Se c’è un evento che, da sempre, caratterizza e differenzia “Rivivi il Medioevo” da molte altre feste medievali e che viene dai più considerato come la principale attrazione per il numerosissimo pubblico che si accalca ogni volta ai bordi della Lizza dei Cavalieri, questo è sicuramente il Torneo Internazionale di Scherma Storica in Armatura, anch’esso giunto alla 13ª edizione. Questa vincente e spettacolare formula torneistica, ideata e sviluppata in seno a Gens Innominabilis ed esportata in tutta Italia, ha l’intento di unire sport e storia ispirandosi alle tenzoni cortesi quattrocentesche, mosse nel rispetto delle tecniche e discipline storiche con spade lunghe, corte, scudi ed altre armi, mostrando l’applicazione pratica ed agonistica di trattati che grandi maestri come Fiore de’ Liberi ed il Vadi hanno scritto tra la fine del ‘300 e la seconda metà del ‘400.
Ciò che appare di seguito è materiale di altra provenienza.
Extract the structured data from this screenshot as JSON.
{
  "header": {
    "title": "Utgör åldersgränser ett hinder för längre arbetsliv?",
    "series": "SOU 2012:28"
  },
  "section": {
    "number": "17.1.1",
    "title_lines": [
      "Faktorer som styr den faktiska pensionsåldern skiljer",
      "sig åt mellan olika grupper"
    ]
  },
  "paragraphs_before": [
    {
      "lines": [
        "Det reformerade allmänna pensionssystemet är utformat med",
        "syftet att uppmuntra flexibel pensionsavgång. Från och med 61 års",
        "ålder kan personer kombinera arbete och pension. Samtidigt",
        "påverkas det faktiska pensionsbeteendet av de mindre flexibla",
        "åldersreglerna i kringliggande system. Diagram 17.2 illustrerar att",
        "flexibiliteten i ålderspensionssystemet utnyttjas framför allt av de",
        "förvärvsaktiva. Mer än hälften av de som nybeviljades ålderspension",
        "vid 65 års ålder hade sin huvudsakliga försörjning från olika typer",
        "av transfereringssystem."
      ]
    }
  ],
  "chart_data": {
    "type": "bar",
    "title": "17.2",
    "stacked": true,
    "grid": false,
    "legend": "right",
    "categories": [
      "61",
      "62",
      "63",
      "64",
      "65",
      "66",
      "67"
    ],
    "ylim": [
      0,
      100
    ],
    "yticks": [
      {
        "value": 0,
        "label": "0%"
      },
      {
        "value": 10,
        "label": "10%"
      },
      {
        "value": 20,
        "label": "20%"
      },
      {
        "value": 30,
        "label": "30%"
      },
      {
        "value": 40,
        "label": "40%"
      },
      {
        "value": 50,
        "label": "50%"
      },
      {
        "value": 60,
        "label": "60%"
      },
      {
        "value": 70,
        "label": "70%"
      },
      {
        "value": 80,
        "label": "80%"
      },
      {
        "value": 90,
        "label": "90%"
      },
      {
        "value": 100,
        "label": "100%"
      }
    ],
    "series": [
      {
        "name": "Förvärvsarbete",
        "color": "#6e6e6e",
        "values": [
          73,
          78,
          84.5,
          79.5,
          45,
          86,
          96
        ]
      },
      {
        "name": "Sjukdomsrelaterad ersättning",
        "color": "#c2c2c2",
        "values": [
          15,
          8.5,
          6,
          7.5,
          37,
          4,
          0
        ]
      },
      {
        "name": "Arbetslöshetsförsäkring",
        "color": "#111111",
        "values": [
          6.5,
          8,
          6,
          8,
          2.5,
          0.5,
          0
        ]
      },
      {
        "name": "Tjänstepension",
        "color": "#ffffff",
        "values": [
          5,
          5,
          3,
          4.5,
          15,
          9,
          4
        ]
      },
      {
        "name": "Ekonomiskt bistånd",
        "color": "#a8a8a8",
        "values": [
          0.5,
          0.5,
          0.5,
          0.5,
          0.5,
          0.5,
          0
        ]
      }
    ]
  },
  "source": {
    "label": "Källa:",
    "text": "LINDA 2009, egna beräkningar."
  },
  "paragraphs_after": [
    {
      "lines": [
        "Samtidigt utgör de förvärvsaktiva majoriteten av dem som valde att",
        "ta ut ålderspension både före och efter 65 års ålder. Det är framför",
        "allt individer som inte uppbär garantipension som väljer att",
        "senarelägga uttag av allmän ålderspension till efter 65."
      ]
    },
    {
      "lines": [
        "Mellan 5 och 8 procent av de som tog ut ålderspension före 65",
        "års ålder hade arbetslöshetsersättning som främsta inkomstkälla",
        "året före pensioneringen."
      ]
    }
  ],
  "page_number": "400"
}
Concludiamo con le parole della Pro Loco di Castell’Arquato organizzatrice della manifestazione: “Il cammino che ha portato Rivivi il Medioevo ad essere un punto cardine della vita arquatese, non è stato certo facile, ma mai abbiamo smesso di crederci. In una piccola comunità come quella di Castell’Arquato, i ristoranti locali, così come alcune associazioni e numerosi volontari hanno speso energia e passione, per un obiettivo comune, che anno dopo anno si rinnova e diventa più forte: non lasciare andare il passato, tenere strette le radici di un borgo che è avvolto di fascino. A loro il nostro primo grazie, lo stesso grazie che rivolgiamo a tutti coloro che come noi ci mettono il cuore“.

L’evento è organizzato dalla Proloco di Castell’Arquato in collaborazione con la Scuola d’Arme Gens Innominabilis, con il patrocinio del Comune di Castell’ArquatoProvincia di Piacenza e della Regione Emilia Romagna.